2024 Author: Jasmine Walkman | [email protected]. Last modified: 2023-12-16 08:29
We assume that many of you love Tiramisu. This is one of the many delicious recipes we are used to, and we do not accept that it is prepared in any other way than the one we know better.
The story of this amazing dessert is quite interesting. As we all know, it is made from biscuits / biscuits soaked in coffee, smeared with Mascarpone cream and sprinkled with cocoa. So what do you think is causing controversy around him? Where do you think it comes from and why is it called that? We will try to answer these and other questions in this article.
There is a legend, which is more common than others, and which states that this dessert was first prepared in Siena, Italy in honor of the Tuscan Duke Cosimo Medici, who was then visiting the city. He liked it so much that he named it Duke's Soup. During one of his travels around the country, the duke left the recipe in Florence, which at the time was an intellectual center, which led to the popularization of this "soup" and soon after it became known among foreigners.
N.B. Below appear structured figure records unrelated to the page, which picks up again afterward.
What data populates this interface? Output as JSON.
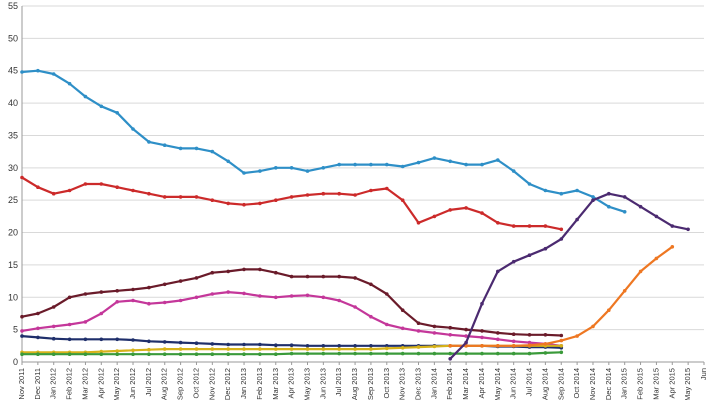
{
  "chart_data": {
    "type": "line",
    "title": "",
    "xlabel": "",
    "ylabel": "",
    "ylim": [
      0,
      55
    ],
    "yticks": [
      0,
      5,
      10,
      15,
      20,
      25,
      30,
      35,
      40,
      45,
      50,
      55
    ],
    "grid": true,
    "legend": "none",
    "x": [
      "Nov 2011",
      "Dec 2011",
      "Jan 2012",
      "Feb 2012",
      "Mar 2012",
      "Apr 2012",
      "May 2012",
      "Jun 2012",
      "Jul 2012",
      "Aug 2012",
      "Sep 2012",
      "Oct 2012",
      "Nov 2012",
      "Dec 2012",
      "Jan 2013",
      "Feb 2013",
      "Mar 2013",
      "Apr 2013",
      "May 2013",
      "Jun 2013",
      "Jul 2013",
      "Aug 2013",
      "Sep 2013",
      "Oct 2013",
      "Nov 2013",
      "Dec 2013",
      "Jan 2014",
      "Feb 2014",
      "Mar 2014",
      "Apr 2014",
      "May 2014",
      "Jun 2014",
      "Jul 2014",
      "Aug 2014",
      "Sep 2014",
      "Oct 2014",
      "Nov 2014",
      "Dec 2014",
      "Jan 2015",
      "Feb 2015",
      "Mar 2015",
      "Apr 2015",
      "May 2015",
      "Jun"
    ],
    "series": [
      {
        "color": "#2e8fc7",
        "values": [
          44.8,
          45,
          44.5,
          43,
          41,
          39.5,
          38.5,
          36,
          34,
          33.5,
          33,
          33,
          32.5,
          31,
          29.2,
          29.5,
          30,
          30,
          29.5,
          30,
          30.5,
          30.5,
          30.5,
          30.5,
          30.2,
          30.8,
          31.5,
          31,
          30.5,
          30.5,
          31.2,
          29.5,
          27.5,
          26.5,
          26,
          26.5,
          25.5,
          24,
          23.2,
          null,
          null,
          null,
          null,
          null
        ]
      },
      {
        "color": "#cc2a2a",
        "values": [
          28.5,
          27,
          26,
          26.5,
          27.5,
          27.5,
          27,
          26.5,
          26,
          25.5,
          25.5,
          25.5,
          25,
          24.5,
          24.3,
          24.5,
          25,
          25.5,
          25.8,
          26,
          26,
          25.8,
          26.5,
          26.8,
          25,
          21.5,
          22.5,
          23.5,
          23.8,
          23,
          21.5,
          21,
          21,
          21,
          20.5,
          null,
          null,
          null,
          null,
          null,
          null,
          null,
          null,
          null
        ]
      },
      {
        "color": "#6a1b2a",
        "values": [
          7,
          7.5,
          8.5,
          10,
          10.5,
          10.8,
          11,
          11.2,
          11.5,
          12,
          12.5,
          13,
          13.8,
          14,
          14.3,
          14.3,
          13.8,
          13.2,
          13.2,
          13.2,
          13.2,
          13,
          12,
          10.5,
          8,
          6,
          5.5,
          5.3,
          5,
          4.8,
          4.5,
          4.3,
          4.2,
          4.2,
          4.1,
          null,
          null,
          null,
          null,
          null,
          null,
          null,
          null,
          null
        ]
      },
      {
        "color": "#c4379a",
        "values": [
          4.8,
          5.2,
          5.5,
          5.8,
          6.2,
          7.5,
          9.3,
          9.5,
          9,
          9.2,
          9.5,
          10,
          10.5,
          10.8,
          10.6,
          10.2,
          10,
          10.2,
          10.3,
          10,
          9.5,
          8.5,
          7,
          5.8,
          5.2,
          4.8,
          4.5,
          4.2,
          4,
          3.8,
          3.5,
          3.2,
          3,
          2.8,
          2.5,
          null,
          null,
          null,
          null,
          null,
          null,
          null,
          null,
          null
        ]
      },
      {
        "color": "#1f2f6b",
        "values": [
          4,
          3.8,
          3.6,
          3.5,
          3.5,
          3.5,
          3.5,
          3.4,
          3.2,
          3.1,
          3,
          2.9,
          2.8,
          2.7,
          2.7,
          2.7,
          2.6,
          2.6,
          2.5,
          2.5,
          2.5,
          2.5,
          2.5,
          2.5,
          2.5,
          2.5,
          2.5,
          2.5,
          2.5,
          2.5,
          2.4,
          2.4,
          2.3,
          2.3,
          2.2,
          null,
          null,
          null,
          null,
          null,
          null,
          null,
          null,
          null
        ]
      },
      {
        "color": "#d6b21a",
        "values": [
          1.5,
          1.5,
          1.5,
          1.5,
          1.5,
          1.6,
          1.7,
          1.8,
          1.9,
          2,
          2,
          2,
          2,
          2,
          2,
          2,
          2,
          2,
          2,
          2,
          2,
          2,
          2,
          2.1,
          2.2,
          2.3,
          2.4,
          2.5,
          2.5,
          2.5,
          2.5,
          2.5,
          2.5,
          2.5,
          2.5,
          null,
          null,
          null,
          null,
          null,
          null,
          null,
          null,
          null
        ]
      },
      {
        "color": "#3a9a3a",
        "values": [
          1.2,
          1.2,
          1.2,
          1.2,
          1.2,
          1.2,
          1.2,
          1.2,
          1.2,
          1.2,
          1.2,
          1.2,
          1.2,
          1.2,
          1.2,
          1.2,
          1.2,
          1.3,
          1.3,
          1.3,
          1.3,
          1.3,
          1.3,
          1.3,
          1.3,
          1.3,
          1.3,
          1.3,
          1.3,
          1.3,
          1.3,
          1.3,
          1.3,
          1.4,
          1.5,
          null,
          null,
          null,
          null,
          null,
          null,
          null,
          null,
          null
        ]
      },
      {
        "color": "#ee7722",
        "values": [
          null,
          null,
          null,
          null,
          null,
          null,
          null,
          null,
          null,
          null,
          null,
          null,
          null,
          null,
          null,
          null,
          null,
          null,
          null,
          null,
          null,
          null,
          null,
          null,
          null,
          null,
          null,
          2.5,
          2.5,
          2.5,
          2.5,
          2.5,
          2.6,
          2.8,
          3.3,
          4,
          5.5,
          8,
          11,
          14,
          16,
          17.8,
          null,
          null
        ]
      },
      {
        "color": "#4b2a70",
        "values": [
          null,
          null,
          null,
          null,
          null,
          null,
          null,
          null,
          null,
          null,
          null,
          null,
          null,
          null,
          null,
          null,
          null,
          null,
          null,
          null,
          null,
          null,
          null,
          null,
          null,
          null,
          null,
          0.5,
          3,
          9,
          14,
          15.5,
          16.5,
          17.5,
          19,
          22,
          25,
          26,
          25.5,
          24,
          22.5,
          21,
          20.5,
          null
        ]
      }
    ]
  }
}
Shortly afterwards, tiramisu began to be made in England, where it was named English soup and trifle.
Another legend makes a connection between the cake and the Venetian courtesans. They loved to eat it to have the strength to love all night. Tiramisu was believed to help them present themselves better to their loved ones. In fact, this statement is quite logical, if we think about it, because Tiramisu is high in calories, and the coffee and cocoa contained in it give tone and energy because of the caffeine they contain.
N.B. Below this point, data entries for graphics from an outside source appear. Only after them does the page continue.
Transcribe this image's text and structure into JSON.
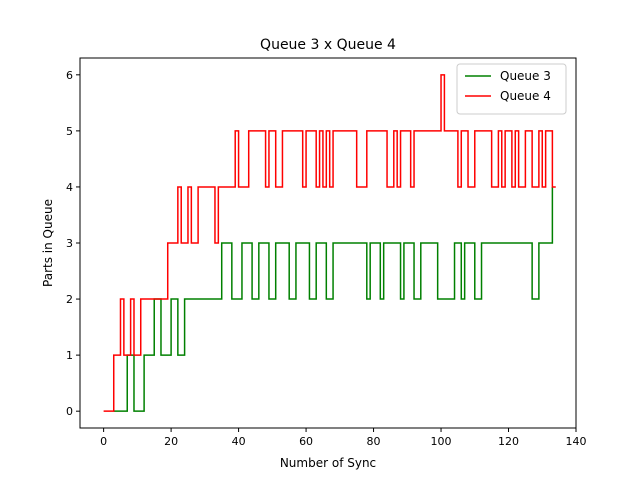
{
  "chart_data": {
    "type": "line",
    "title": "Queue 3 x Queue 4",
    "xlabel": "Number of Sync",
    "ylabel": "Parts in Queue",
    "xlim": [
      -7,
      140
    ],
    "ylim": [
      -0.3,
      6.3
    ],
    "xticks": [
      0,
      20,
      40,
      60,
      80,
      100,
      120,
      140
    ],
    "yticks": [
      0,
      1,
      2,
      3,
      4,
      5,
      6
    ],
    "grid": false,
    "legend_position": "top-right",
    "step": "post",
    "series": [
      {
        "name": "Queue 3",
        "color": "#008000",
        "points": [
          [
            3,
            0
          ],
          [
            7,
            1
          ],
          [
            9,
            0
          ],
          [
            12,
            1
          ],
          [
            15,
            2
          ],
          [
            17,
            1
          ],
          [
            20,
            2
          ],
          [
            22,
            1
          ],
          [
            24,
            2
          ],
          [
            35,
            3
          ],
          [
            38,
            2
          ],
          [
            41,
            3
          ],
          [
            44,
            2
          ],
          [
            46,
            3
          ],
          [
            49,
            2
          ],
          [
            51,
            3
          ],
          [
            55,
            2
          ],
          [
            57,
            3
          ],
          [
            61,
            2
          ],
          [
            63,
            3
          ],
          [
            66,
            2
          ],
          [
            68,
            3
          ],
          [
            78,
            2
          ],
          [
            79,
            3
          ],
          [
            82,
            2
          ],
          [
            83,
            3
          ],
          [
            88,
            2
          ],
          [
            89,
            3
          ],
          [
            92,
            2
          ],
          [
            94,
            3
          ],
          [
            99,
            2
          ],
          [
            104,
            3
          ],
          [
            106,
            2
          ],
          [
            107,
            3
          ],
          [
            110,
            2
          ],
          [
            112,
            3
          ],
          [
            127,
            2
          ],
          [
            129,
            3
          ],
          [
            133,
            4
          ]
        ]
      },
      {
        "name": "Queue 4",
        "color": "#ff0000",
        "points": [
          [
            0,
            0
          ],
          [
            3,
            1
          ],
          [
            5,
            2
          ],
          [
            6,
            1
          ],
          [
            8,
            2
          ],
          [
            9,
            1
          ],
          [
            11,
            2
          ],
          [
            19,
            3
          ],
          [
            22,
            4
          ],
          [
            23,
            3
          ],
          [
            25,
            4
          ],
          [
            26,
            3
          ],
          [
            28,
            4
          ],
          [
            33,
            3
          ],
          [
            34,
            4
          ],
          [
            39,
            5
          ],
          [
            40,
            4
          ],
          [
            43,
            5
          ],
          [
            48,
            4
          ],
          [
            49,
            5
          ],
          [
            51,
            4
          ],
          [
            53,
            5
          ],
          [
            59,
            4
          ],
          [
            60,
            5
          ],
          [
            63,
            4
          ],
          [
            64,
            5
          ],
          [
            65,
            4
          ],
          [
            66,
            5
          ],
          [
            67,
            4
          ],
          [
            68,
            5
          ],
          [
            75,
            4
          ],
          [
            78,
            5
          ],
          [
            84,
            4
          ],
          [
            86,
            5
          ],
          [
            87,
            4
          ],
          [
            88,
            5
          ],
          [
            91,
            4
          ],
          [
            92,
            5
          ],
          [
            100,
            6
          ],
          [
            101,
            5
          ],
          [
            105,
            4
          ],
          [
            106,
            5
          ],
          [
            108,
            4
          ],
          [
            110,
            5
          ],
          [
            115,
            4
          ],
          [
            117,
            5
          ],
          [
            118,
            4
          ],
          [
            119,
            5
          ],
          [
            121,
            4
          ],
          [
            122,
            5
          ],
          [
            123,
            4
          ],
          [
            125,
            5
          ],
          [
            127,
            4
          ],
          [
            129,
            5
          ],
          [
            130,
            4
          ],
          [
            131,
            5
          ],
          [
            133,
            4
          ],
          [
            134,
            4
          ]
        ]
      }
    ]
  }
}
However, these myths are very quickly justified by historians. Mascarpone originates from Lombardy. In the then fragmented Italy, people were content with local products and very few of them would travel just to buy cheese to make an aphrodisiac dessert.
Tiramisu is only mentioned in cookbooks in the 20th century. In its first edition of Giuseppe Mafioli's 1968 Venetian Gourmet, it mentions cabalione, a rare cream made from a sweet Cypriot wine whose name comes from cabaia, a sweet dessert known in Illyria / the coastal region that has long been part of the Venetian Republic.
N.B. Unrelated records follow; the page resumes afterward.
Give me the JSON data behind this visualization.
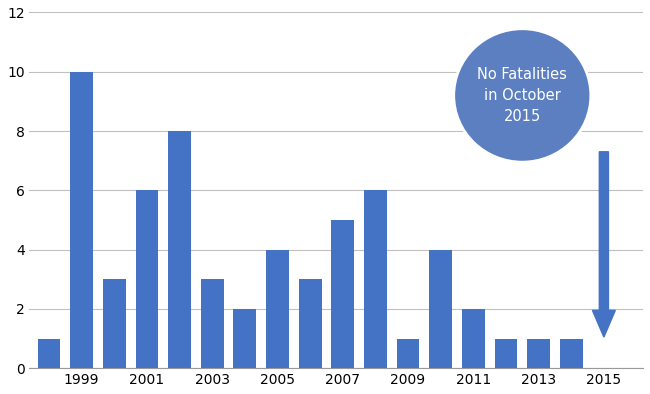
{
  "years": [
    1998,
    1999,
    2000,
    2001,
    2002,
    2003,
    2004,
    2005,
    2006,
    2007,
    2008,
    2009,
    2010,
    2011,
    2012,
    2013,
    2014,
    2015
  ],
  "values": [
    1,
    10,
    3,
    6,
    8,
    3,
    2,
    4,
    3,
    5,
    6,
    1,
    4,
    2,
    1,
    1,
    1,
    0
  ],
  "bar_color": "#4472C4",
  "background_color": "#FFFFFF",
  "ylim": [
    0,
    12
  ],
  "yticks": [
    0,
    2,
    4,
    6,
    8,
    10,
    12
  ],
  "annotation_text": "No Fatalities\nin October\n2015",
  "annotation_color": "#5B7FC0",
  "annotation_text_color": "#FFFFFF",
  "arrow_color": "#4472C4",
  "grid_color": "#C0C0C0",
  "xtick_labels": [
    "1999",
    "2001",
    "2003",
    "2005",
    "2007",
    "2009",
    "2011",
    "2013",
    "2015"
  ],
  "xtick_year_positions": [
    1999,
    2001,
    2003,
    2005,
    2007,
    2009,
    2011,
    2013,
    2015
  ]
}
According to their tradition, at the end of the wedding, the groom's friends gave him a bottle of cassalione to drink so that he would have the strength for the wedding night. In addition to the wine, whipped cream was given, the cream was cooled and served with small cakes, which were first made in the 17th century by a baker from the Venetian suburb of Santa Margherita. It could be said that this was something like the ancestor of Tiramisu.